Wakabayashi was far from the only person conflating the two image detection systems. The confusion even after Apple’s announcement shows that many people on Twitter simply do not read, but it also indicates that Apple’s explanations were perhaps unclear. Here is my attempt at differentiating them:
For devices signed into a U.S. Apple ID that is both associated with an iCloud Family and has a birthdate of less than 18 years ago, Messages will attempt to intercept nude or sexually-explicit images. This uses on-device automated categorization to identify the images locally. Messages will display warnings in two cases: before images sent to the device are viewed, and before images taken with the device are sent. If the account belongs to a child under 13, parents can also be notified.

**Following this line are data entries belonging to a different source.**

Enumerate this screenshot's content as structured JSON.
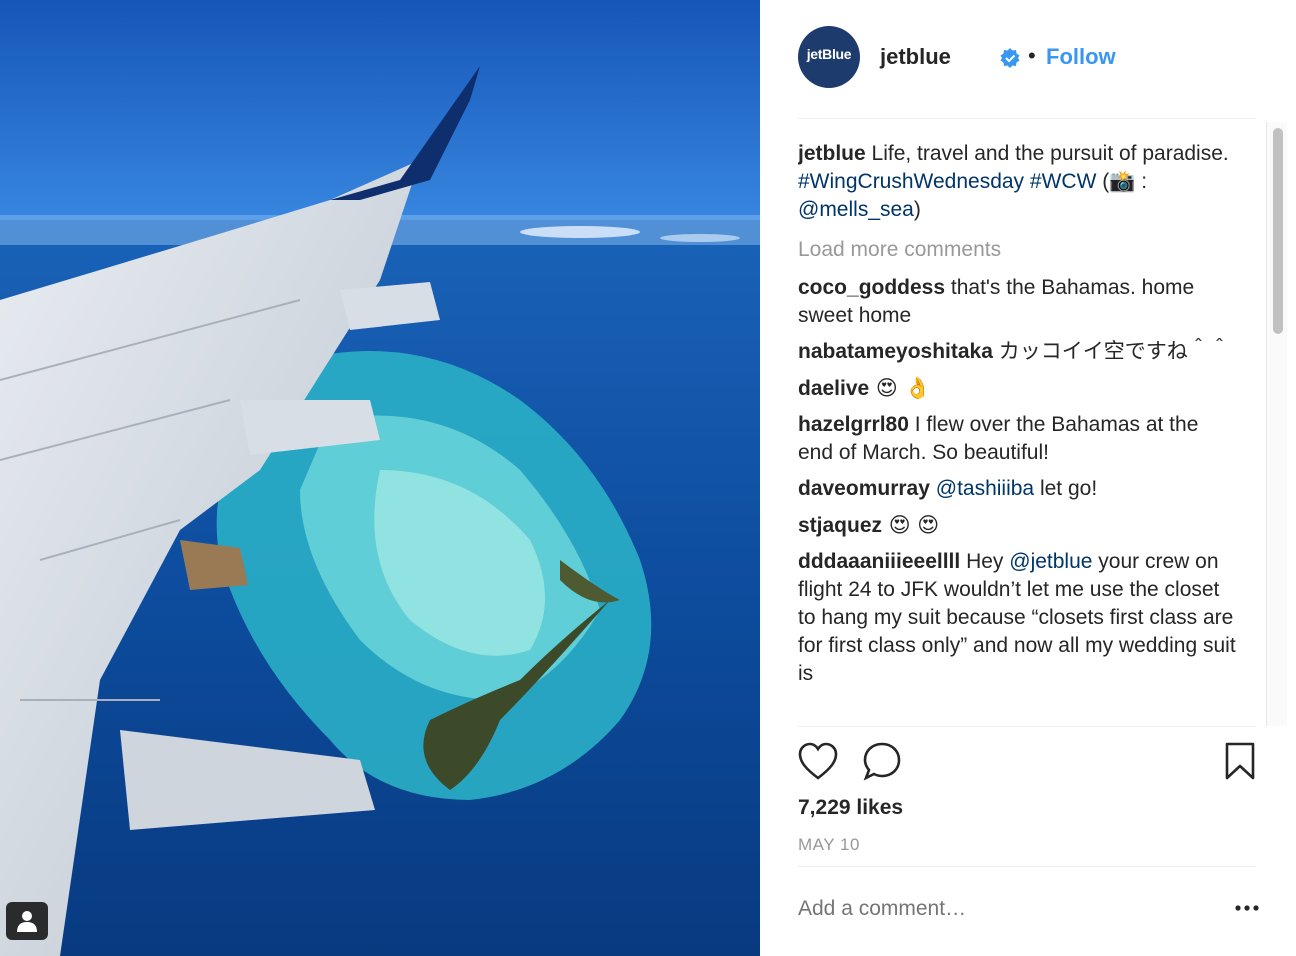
{
  "post": {
    "username": "jetblue",
    "avatar_text": "jetBlue",
    "follow_label": "Follow",
    "separator": "•"
  },
  "caption": {
    "username": "jetblue",
    "text_1": " Life, travel and the pursuit of paradise. ",
    "hashtag_1": "#WingCrushWednesday",
    "hashtag_2": "#WCW",
    "text_2": " (📸 : ",
    "mention": "@mells_sea",
    "text_3": ")"
  },
  "load_more_label": "Load more comments",
  "comments": [
    {
      "username": "coco_goddess",
      "text": " that's the Bahamas. home sweet home"
    },
    {
      "username": "nabatameyoshitaka",
      "text": " カッコイイ空ですね＾＾"
    },
    {
      "username": "daelive",
      "text": " 😍 👌"
    },
    {
      "username": "hazelgrrl80",
      "text": " I flew over the Bahamas at the end of March. So beautiful!"
    },
    {
      "username": "daveomurray",
      "mention": "@tashiiiba",
      "text": " let go!"
    },
    {
      "username": "stjaquez",
      "text": " 😍 😍"
    },
    {
      "username": "dddaaaniiieeellll",
      "text_1": " Hey ",
      "mention": "@jetblue",
      "text_2": " your crew on flight 24 to JFK wouldn’t let me use the closet to hang my suit because “closets first class are for first class only” and now all my wedding suit is"
    }
  ],
  "likes_label": "7,229 likes",
  "date_label": "MAY 10",
  "add_comment_placeholder": "Add a comment…",
  "colors": {
    "link": "#003569",
    "follow": "#3897f0",
    "verified": "#3897f0",
    "muted": "#999999"
  },
  "icons": [
    "tag-people-icon",
    "verified-badge-icon",
    "heart-icon",
    "comment-icon",
    "bookmark-icon",
    "more-options-icon"
  ]
}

Before images are uploaded to iCloud Photos, they will be checked against known examples of CSAM. The images do not leave the device to make this comparison, and this is not a check against all apparently-nude images. This matching happens on the device using a local version of a hash database. The results of the match test are attached to the file when it is encrypted and uploaded to iCloud Photos. When a threshold is crossed in the number of positive matches, only the matched files and their test results will be decrypted for further analysis and possible referral to the NCMEC.

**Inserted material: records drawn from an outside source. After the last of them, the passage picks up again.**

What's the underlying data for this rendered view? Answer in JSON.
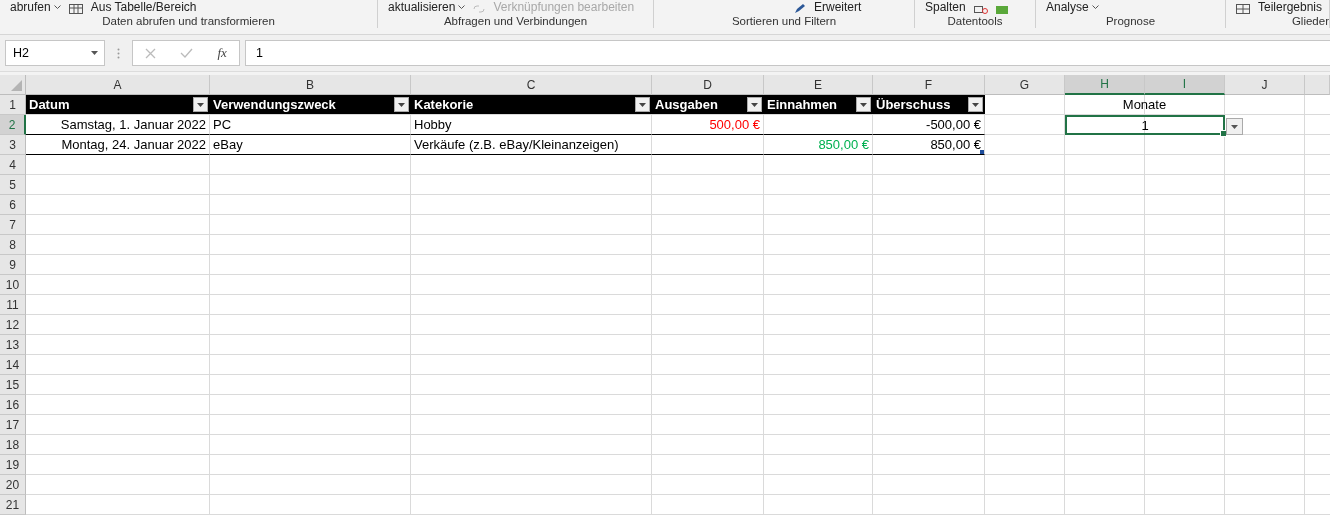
{
  "ribbon": {
    "groups": [
      {
        "label": "Daten abrufen und transformieren",
        "items": [
          {
            "text": "abrufen",
            "caret": true,
            "disabled": false
          },
          {
            "text": "Aus Tabelle/Bereich",
            "caret": false,
            "disabled": false
          }
        ]
      },
      {
        "label": "Abfragen und Verbindungen",
        "items": [
          {
            "text": "aktualisieren",
            "caret": true,
            "disabled": false
          },
          {
            "text": "Verknüpfungen bearbeiten",
            "caret": false,
            "disabled": true
          }
        ]
      },
      {
        "label": "Sortieren und Filtern",
        "items": [
          {
            "text": "Erweitert",
            "caret": false,
            "disabled": false
          }
        ]
      },
      {
        "label": "Datentools",
        "items": [
          {
            "text": "Spalten",
            "caret": false,
            "disabled": false
          }
        ]
      },
      {
        "label": "Prognose",
        "items": [
          {
            "text": "Analyse",
            "caret": true,
            "disabled": false
          }
        ]
      },
      {
        "label": "Glieder",
        "items": [
          {
            "text": "Teilergebnis",
            "caret": false,
            "disabled": false
          }
        ]
      }
    ]
  },
  "formula_bar": {
    "name_box": "H2",
    "function_symbol": "fx",
    "value": "1"
  },
  "sheet": {
    "columns": [
      {
        "label": "A",
        "selected": false
      },
      {
        "label": "B",
        "selected": false
      },
      {
        "label": "C",
        "selected": false
      },
      {
        "label": "D",
        "selected": false
      },
      {
        "label": "E",
        "selected": false
      },
      {
        "label": "F",
        "selected": false
      },
      {
        "label": "G",
        "selected": false
      },
      {
        "label": "H",
        "selected": true
      },
      {
        "label": "I",
        "selected": true
      },
      {
        "label": "J",
        "selected": false
      }
    ],
    "rows": [
      {
        "label": "1",
        "selected": false
      },
      {
        "label": "2",
        "selected": true
      },
      {
        "label": "3",
        "selected": false
      },
      {
        "label": "4",
        "selected": false
      },
      {
        "label": "5",
        "selected": false
      },
      {
        "label": "6",
        "selected": false
      },
      {
        "label": "7",
        "selected": false
      },
      {
        "label": "8",
        "selected": false
      },
      {
        "label": "9",
        "selected": false
      },
      {
        "label": "10",
        "selected": false
      },
      {
        "label": "11",
        "selected": false
      },
      {
        "label": "12",
        "selected": false
      },
      {
        "label": "13",
        "selected": false
      },
      {
        "label": "14",
        "selected": false
      },
      {
        "label": "15",
        "selected": false
      },
      {
        "label": "16",
        "selected": false
      },
      {
        "label": "17",
        "selected": false
      },
      {
        "label": "18",
        "selected": false
      },
      {
        "label": "19",
        "selected": false
      },
      {
        "label": "20",
        "selected": false
      },
      {
        "label": "21",
        "selected": false
      }
    ],
    "table": {
      "headers": [
        "Datum",
        "Verwendungszweck",
        "Katekorie",
        "Ausgaben",
        "Einnahmen",
        "Überschuss"
      ],
      "rows": [
        [
          {
            "text": "Samstag, 1. Januar 2022",
            "kind": "number",
            "color": "#000000"
          },
          {
            "text": "PC",
            "kind": "text",
            "color": "#000000"
          },
          {
            "text": "Hobby",
            "kind": "text",
            "color": "#000000"
          },
          {
            "text": "500,00 €",
            "kind": "number",
            "color": "#ff0000"
          },
          {
            "text": "",
            "kind": "number",
            "color": "#000000"
          },
          {
            "text": "-500,00 €",
            "kind": "number",
            "color": "#000000"
          }
        ],
        [
          {
            "text": "Montag, 24. Januar 2022",
            "kind": "number",
            "color": "#000000"
          },
          {
            "text": "eBay",
            "kind": "text",
            "color": "#000000"
          },
          {
            "text": "Verkäufe (z.B. eBay/Kleinanzeigen)",
            "kind": "text",
            "color": "#000000"
          },
          {
            "text": "",
            "kind": "number",
            "color": "#000000"
          },
          {
            "text": "850,00 €",
            "kind": "number",
            "color": "#00b050"
          },
          {
            "text": "850,00 €",
            "kind": "number",
            "color": "#000000"
          }
        ]
      ]
    },
    "side": {
      "label": "Monate",
      "value": "1",
      "selected": true
    }
  }
}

The Messages system may mark an innocent photo of a nude child, as in Wakabayashi’s example, if it was sent to or from a device signed into a minor’s Apple ID. The iCloud Photos system should, theoretically, not match such a photo because it is an original image. No matter how much resemblance it may bear to an image catalogued as part of a broader CSAM investigation, it should register as an entirely unique image.
In any case, all of this requires us to place trust in automated systems using unproven machine learning magic, run by technology companies, and given little third-party oversight. I am not surprised to see people worried by even this limited scope, never mind the possibilities of its expansion.
I hope this is all very clever and works damn near perfectly, but I am skeptical. I tried to sync my iPhone with my Mac earlier today. After twenty minutes of connecting it, disconnecting it, fiddling with settings, and staring at an indeterminate progress bar, I gave up — and that was just copying some files from one device to another over a cable, with every stage made by Apple. I find it hard to believe the same company can promise that it has written some automated systems that can accurately find collections of CSAM without impacting general privacy. I know that these are separate teams and separate people writing separate things. But it is still true that Apple is asking for a great deal of trust that it can get this critically important software right, and I have doubts that any company can.